Pintasan.co, Jakarta – Setelah sebelumnya memvonis 17 prajurit, Pengadilan Militer III-15 Kupang kembali menjatuhkan putusan terhadap empat terdakwa lain dalam perkara penganiayaan yang menewaskan Prada Lucky Chepril Saputra Namo.
Pada sidang Rabu (31/12), majelis hakim menjatuhkan hukuman penjara selama 6 tahun 6 bulan kepada keempat terdakwa tersebut.
Selain pidana badan, para terdakwa yang tercatat dalam perkara Nomor 42-K/PM.III-15/AD/X/2025 juga dijatuhi hukuman tambahan berupa pemecatan dari dinas TNI Angkatan Darat serta diwajibkan membayar restitusi sebesar Rp544.625.070.
Vonis ini lebih berat enam bulan dibanding tuntutan Oditur Militer yang sebelumnya menuntut hukuman enam tahun penjara, pemecatan, dan pembayaran restitusi.
Keempat terdakwa merupakan prajurit Yonif Teritorial Pembangunan 834/Waka Nga Mere (Yonif TP 834/WM) Nagekeo, yakni Pratu Aprianto Rede Radja, Pratu Ahmad Ahda, Pratu Emiliano de Araujo, dan Pratu Petrus Nong Brian Semi. Mereka diketahui sebagai senior dari korban, Prada Lucky.
Sidang dipimpin Ketua Majelis Hakim Mayor Chk. Subiyatno dengan anggota Kapten Chk. Dennis Carol Napitupulu dan Kapten Chk. Zainal Arifin Anang Yulianto.

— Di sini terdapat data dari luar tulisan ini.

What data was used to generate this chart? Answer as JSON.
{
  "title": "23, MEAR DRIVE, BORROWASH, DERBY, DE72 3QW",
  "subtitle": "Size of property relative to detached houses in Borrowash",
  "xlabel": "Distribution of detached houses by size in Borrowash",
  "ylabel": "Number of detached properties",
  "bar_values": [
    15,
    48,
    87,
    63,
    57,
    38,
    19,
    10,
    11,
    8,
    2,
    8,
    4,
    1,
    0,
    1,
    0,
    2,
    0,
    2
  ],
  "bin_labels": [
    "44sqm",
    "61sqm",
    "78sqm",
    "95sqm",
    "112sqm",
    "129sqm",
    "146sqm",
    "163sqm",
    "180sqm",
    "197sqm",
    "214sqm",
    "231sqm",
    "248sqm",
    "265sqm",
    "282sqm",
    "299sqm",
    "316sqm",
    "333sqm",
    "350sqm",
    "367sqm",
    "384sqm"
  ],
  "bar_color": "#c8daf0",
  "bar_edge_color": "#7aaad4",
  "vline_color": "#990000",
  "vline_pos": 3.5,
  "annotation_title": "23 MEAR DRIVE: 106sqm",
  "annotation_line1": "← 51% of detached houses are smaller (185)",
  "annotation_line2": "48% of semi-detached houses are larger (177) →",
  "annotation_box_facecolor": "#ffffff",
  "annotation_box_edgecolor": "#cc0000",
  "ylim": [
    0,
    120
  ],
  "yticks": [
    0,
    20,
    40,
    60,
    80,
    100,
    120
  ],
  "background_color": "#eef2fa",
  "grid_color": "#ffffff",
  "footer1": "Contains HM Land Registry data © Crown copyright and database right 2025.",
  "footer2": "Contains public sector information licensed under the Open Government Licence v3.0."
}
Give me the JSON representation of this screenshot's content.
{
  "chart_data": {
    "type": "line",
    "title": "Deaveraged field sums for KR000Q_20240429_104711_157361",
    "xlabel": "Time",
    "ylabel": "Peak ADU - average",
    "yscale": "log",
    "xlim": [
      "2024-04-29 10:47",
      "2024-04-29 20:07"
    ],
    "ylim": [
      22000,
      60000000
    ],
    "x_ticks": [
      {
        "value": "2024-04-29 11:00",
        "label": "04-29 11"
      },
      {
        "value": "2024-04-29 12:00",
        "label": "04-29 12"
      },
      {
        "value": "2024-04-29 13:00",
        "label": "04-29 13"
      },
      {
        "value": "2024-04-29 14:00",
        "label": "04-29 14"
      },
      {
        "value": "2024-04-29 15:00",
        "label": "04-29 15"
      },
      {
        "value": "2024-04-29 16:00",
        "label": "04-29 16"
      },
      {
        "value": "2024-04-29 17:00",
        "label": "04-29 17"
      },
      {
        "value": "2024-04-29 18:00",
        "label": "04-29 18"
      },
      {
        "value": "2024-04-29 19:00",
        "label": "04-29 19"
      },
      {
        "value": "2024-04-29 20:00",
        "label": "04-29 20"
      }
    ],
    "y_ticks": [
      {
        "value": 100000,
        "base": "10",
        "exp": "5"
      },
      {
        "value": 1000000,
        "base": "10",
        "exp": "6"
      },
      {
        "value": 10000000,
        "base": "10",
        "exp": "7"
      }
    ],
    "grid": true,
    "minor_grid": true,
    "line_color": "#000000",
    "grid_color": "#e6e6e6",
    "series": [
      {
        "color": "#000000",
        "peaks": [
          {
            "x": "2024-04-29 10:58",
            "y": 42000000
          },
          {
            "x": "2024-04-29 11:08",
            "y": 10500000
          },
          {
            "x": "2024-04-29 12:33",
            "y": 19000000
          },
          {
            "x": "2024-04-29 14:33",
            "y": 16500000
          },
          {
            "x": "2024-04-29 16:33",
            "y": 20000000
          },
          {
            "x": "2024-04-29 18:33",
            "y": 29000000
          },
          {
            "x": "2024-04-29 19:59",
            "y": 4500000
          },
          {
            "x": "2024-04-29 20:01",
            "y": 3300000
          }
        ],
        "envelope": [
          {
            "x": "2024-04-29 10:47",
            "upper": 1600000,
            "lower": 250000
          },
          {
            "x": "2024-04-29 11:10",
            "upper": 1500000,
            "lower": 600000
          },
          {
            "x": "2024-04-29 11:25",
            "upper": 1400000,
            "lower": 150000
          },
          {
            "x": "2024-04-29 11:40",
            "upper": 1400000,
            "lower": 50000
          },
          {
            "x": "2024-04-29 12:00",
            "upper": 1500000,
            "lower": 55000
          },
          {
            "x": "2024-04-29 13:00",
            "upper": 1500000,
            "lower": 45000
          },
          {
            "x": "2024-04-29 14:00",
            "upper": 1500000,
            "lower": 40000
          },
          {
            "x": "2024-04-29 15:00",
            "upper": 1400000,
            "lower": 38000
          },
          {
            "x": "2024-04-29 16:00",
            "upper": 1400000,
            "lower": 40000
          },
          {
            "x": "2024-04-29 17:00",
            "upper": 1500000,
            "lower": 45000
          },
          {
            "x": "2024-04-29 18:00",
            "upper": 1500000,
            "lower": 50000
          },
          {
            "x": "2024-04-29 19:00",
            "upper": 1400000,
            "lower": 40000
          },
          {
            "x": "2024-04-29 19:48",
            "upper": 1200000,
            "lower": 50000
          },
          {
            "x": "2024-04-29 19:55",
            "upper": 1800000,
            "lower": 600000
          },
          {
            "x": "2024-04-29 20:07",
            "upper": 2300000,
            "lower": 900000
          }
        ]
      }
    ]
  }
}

Dalam amar putusannya, majelis menyatakan para terdakwa terbukti secara sah dan meyakinkan melakukan tindak pidana secara bersama-sama, yakni dengan sengaja melakukan kekerasan terhadap bawahan hingga mengakibatkan korban meninggal dunia.
Majelis juga memerintahkan agar masa penahanan yang telah dijalani para terdakwa dikurangkan seluruhnya dari pidana yang dijatuhkan.
Sebelumnya, dalam perkara yang sama, pengadilan telah menjatuhkan vonis terhadap 17 prajurit lainnya, terdiri atas 15 bintara dan tamtama yang dihukum enam tahun penjara serta dipecat, serta dua perwira yang divonis sembilan tahun penjara dan pemecatan dari dinas militer.
Kasus ini bermula dari kematian Prada Lucky Chepril Saputra Namo, prajurit TNI AD berusia 23 tahun yang bertugas di Yon TP 834/WM Nagekeo.
Korban diduga meninggal akibat penganiayaan oleh para seniornya di lingkungan asrama batalyon.
Prada Lucky wafat setelah sempat dirawat selama empat hari di ICU RSUD Aeramo, Nagekeo, dan dimakamkan di Kupang dengan upacara kemiliteran.